Perhaps not coincidentally, Alvarez was never, as he was the first to admit, 'a climber of the first rank', but he was unsurpassed as a chronicler and connoisseur of the climbing life and its attendant themes. His preoccupation with risky business extended through his life – his other favourite recreation was high-stakes poker. According to his friends, ‘he was a good poker player – but not world-class,’ but his book The Biggest Game in Town is frequently described as the best book ever written about poker, and it spawned a minor sub-genre of 'poker literature'.
By coincidence or not, Alvarez's influence is threaded through the London Mountain Film Festival.
Mo Anthoine, the primary subject of Feeding the Rat, was instrumental in saving the bacon of one of the weekend's most illustrious speakers on that epic Ogre trip - Doug Scott - and that of his expedition colleague Sir Chris Bonington. Alvarez himself appears in one of the films entered for this festival (and must surely be selected), spritely and articulate as ever at ninety. The Home for Broken Toys features a Sunday morning Hampstead open-water swimming group, the creation of which was inspired by Alvarez.

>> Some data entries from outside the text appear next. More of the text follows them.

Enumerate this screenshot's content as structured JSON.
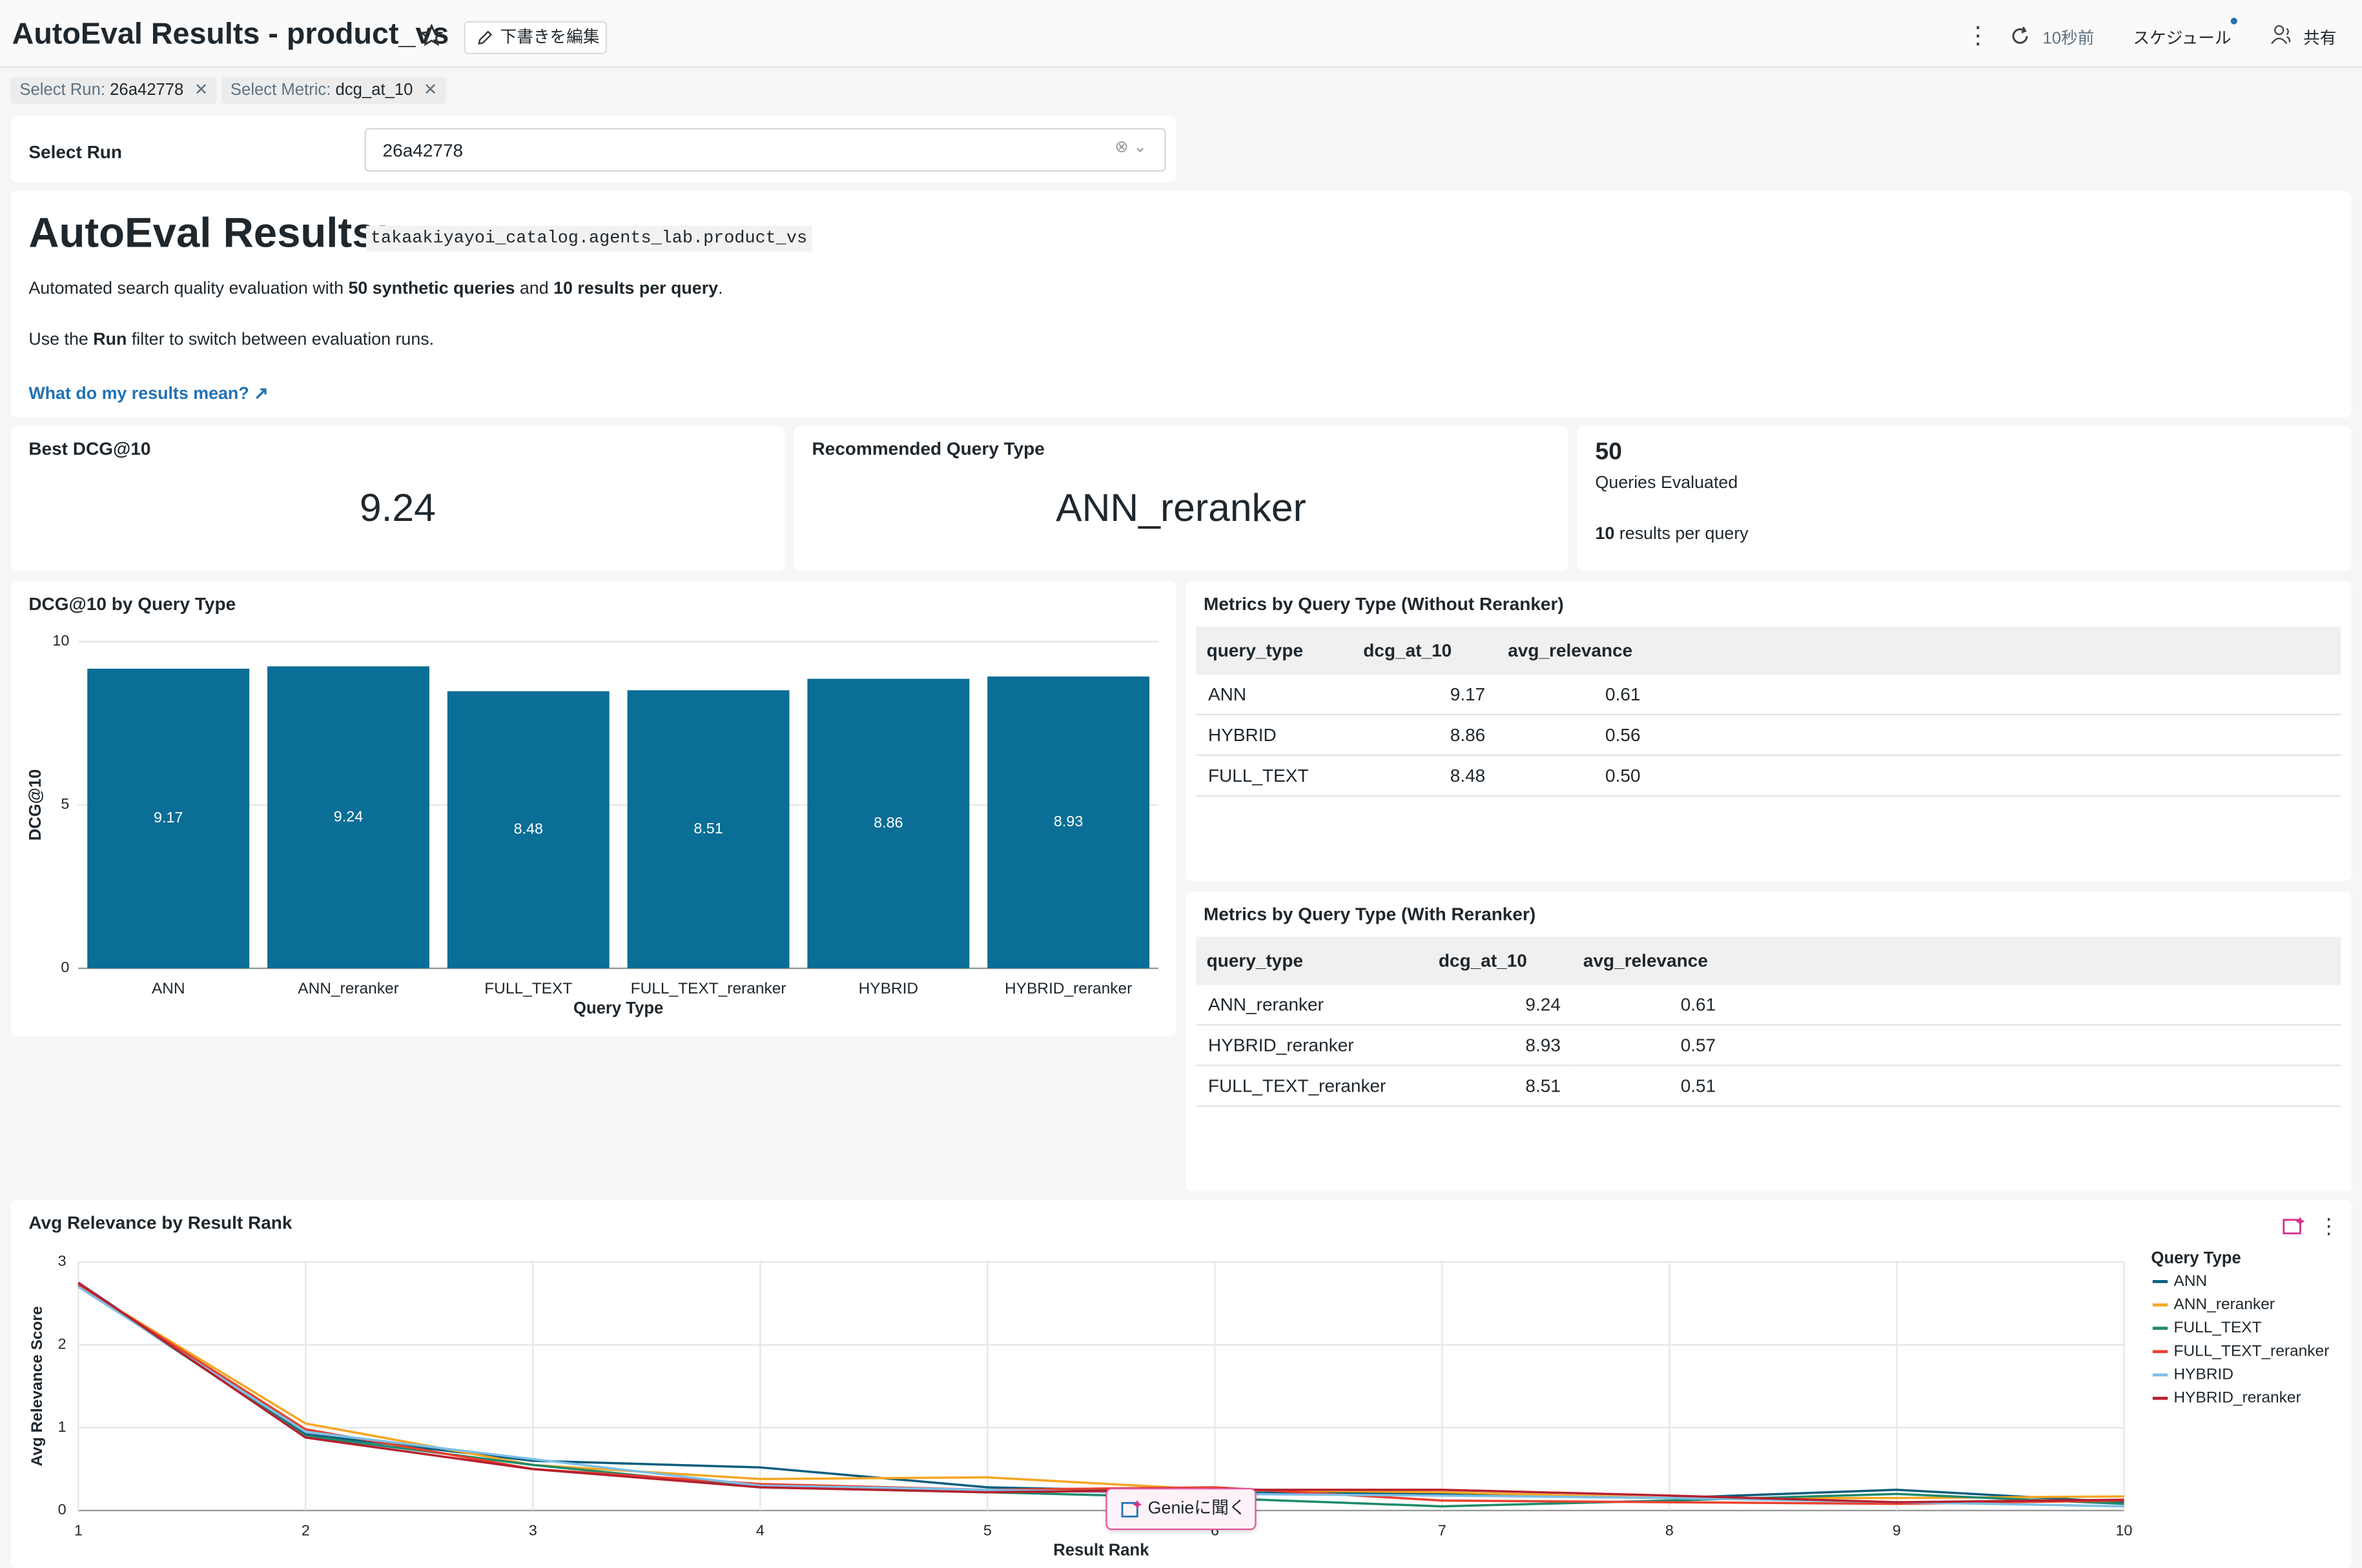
{
  "header": {
    "title": "AutoEval Results - product_vs",
    "edit_button": "下書きを編集",
    "refreshed": "10秒前",
    "schedule": "スケジュール",
    "share": "共有"
  },
  "filters": [
    {
      "label": "Select Run:",
      "value": "26a42778"
    },
    {
      "label": "Select Metric:",
      "value": "dcg_at_10"
    }
  ],
  "select_run": {
    "label": "Select Run",
    "value": "26a42778"
  },
  "intro": {
    "heading": "AutoEval Results:",
    "table_name": "takaakiyayoi_catalog.agents_lab.product_vs",
    "line1": [
      "Automated search quality evaluation with ",
      "50 synthetic queries",
      " and ",
      "10 results per query",
      "."
    ],
    "line2": [
      "Use the ",
      "Run",
      " filter to switch between evaluation runs."
    ],
    "link": "What do my results mean?"
  },
  "kpis": [
    {
      "title": "Best DCG@10",
      "value": 9.24
    },
    {
      "title": "Recommended Query Type",
      "value": "ANN_reranker"
    },
    {
      "value": 50,
      "caption": "Queries Evaluated",
      "note": [
        "10",
        " results per query"
      ]
    }
  ],
  "tables": [
    {
      "title": "Metrics by Query Type (Without Reranker)",
      "columns": [
        "query_type",
        "dcg_at_10",
        "avg_relevance"
      ],
      "rows": [
        [
          "ANN",
          "9.17",
          "0.61"
        ],
        [
          "HYBRID",
          "8.86",
          "0.56"
        ],
        [
          "FULL_TEXT",
          "8.48",
          "0.50"
        ]
      ]
    },
    {
      "title": "Metrics by Query Type (With Reranker)",
      "columns": [
        "query_type",
        "dcg_at_10",
        "avg_relevance"
      ],
      "rows": [
        [
          "ANN_reranker",
          "9.24",
          "0.61"
        ],
        [
          "HYBRID_reranker",
          "8.93",
          "0.57"
        ],
        [
          "FULL_TEXT_reranker",
          "8.51",
          "0.51"
        ]
      ]
    }
  ],
  "genie_button": "Genieに聞く",
  "chart_data": [
    {
      "type": "bar",
      "title": "DCG@10 by Query Type",
      "x_label": "Query Type",
      "y_label": "DCG@10",
      "categories": [
        "ANN",
        "ANN_reranker",
        "FULL_TEXT",
        "FULL_TEXT_reranker",
        "HYBRID",
        "HYBRID_reranker"
      ],
      "values": [
        9.17,
        9.24,
        8.48,
        8.51,
        8.86,
        8.93
      ],
      "color": "#0b6e96",
      "ylim": [
        0,
        10
      ],
      "yticks": [
        0,
        5,
        10
      ],
      "grid": true
    },
    {
      "type": "line",
      "title": "Avg Relevance by Result Rank",
      "x_label": "Result Rank",
      "y_label": "Avg Relevance Score",
      "legend_title": "Query Type",
      "legend": "right",
      "x": [
        1,
        2,
        3,
        4,
        5,
        6,
        7,
        8,
        9,
        10
      ],
      "xlim": [
        1,
        10
      ],
      "xticks": [
        1,
        2,
        3,
        4,
        5,
        6,
        7,
        8,
        9,
        10
      ],
      "ylim": [
        0,
        3
      ],
      "yticks": [
        0,
        1,
        2,
        3
      ],
      "grid": true,
      "series": [
        {
          "name": "ANN",
          "color": "#0a5e7e",
          "values": [
            2.75,
            0.92,
            0.6,
            0.52,
            0.28,
            0.22,
            0.2,
            0.15,
            0.25,
            0.1
          ]
        },
        {
          "name": "ANN_reranker",
          "color": "#f5a623",
          "values": [
            2.72,
            1.05,
            0.55,
            0.38,
            0.4,
            0.25,
            0.22,
            0.15,
            0.15,
            0.17
          ]
        },
        {
          "name": "FULL_TEXT",
          "color": "#1f8a6c",
          "values": [
            2.72,
            0.9,
            0.55,
            0.28,
            0.22,
            0.15,
            0.05,
            0.12,
            0.2,
            0.08
          ]
        },
        {
          "name": "FULL_TEXT_reranker",
          "color": "#e8412e",
          "values": [
            2.73,
            0.98,
            0.5,
            0.32,
            0.25,
            0.28,
            0.12,
            0.1,
            0.08,
            0.12
          ]
        },
        {
          "name": "HYBRID",
          "color": "#7cc0e8",
          "values": [
            2.7,
            0.95,
            0.62,
            0.3,
            0.25,
            0.2,
            0.18,
            0.15,
            0.1,
            0.05
          ]
        },
        {
          "name": "HYBRID_reranker",
          "color": "#b7202e",
          "values": [
            2.75,
            0.88,
            0.5,
            0.28,
            0.22,
            0.25,
            0.25,
            0.18,
            0.1,
            0.13
          ]
        }
      ]
    }
  ]
}
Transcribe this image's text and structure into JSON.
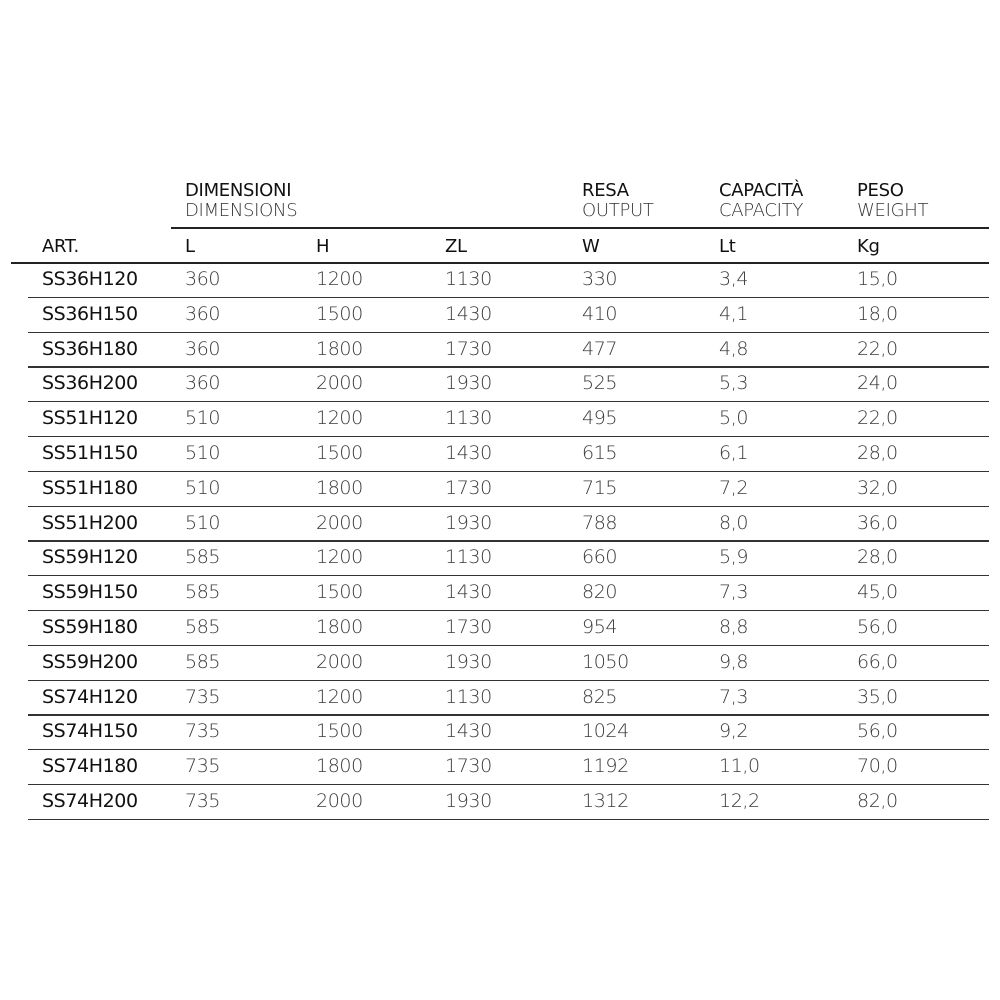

In times like these when to be a career adventurer involves having an eye for the Facebook post, the film footage, the Instagram reach, the sponsorship opportunities and so on, Alvarez's books and his life are a reminder that chronicling the adventure can be more than just a means to fund the next one. It can be, for want of a better word, art.
Alvarez’s last book, Pondlife – the inspiration for filmmaker Holly Butcher to make The Home for Broken Toys – is a case in point, making a gripping read out of the unpromising material of an old man swimming in the same spot repeatedly for seven years. Somehow in Alvarez's hands, it becomes a poignant treatise on age, endurance, nature, and still, above all, adventure.
Catch him if you can in The Home for Broken Toys. I'm not sure they make them like him anymore.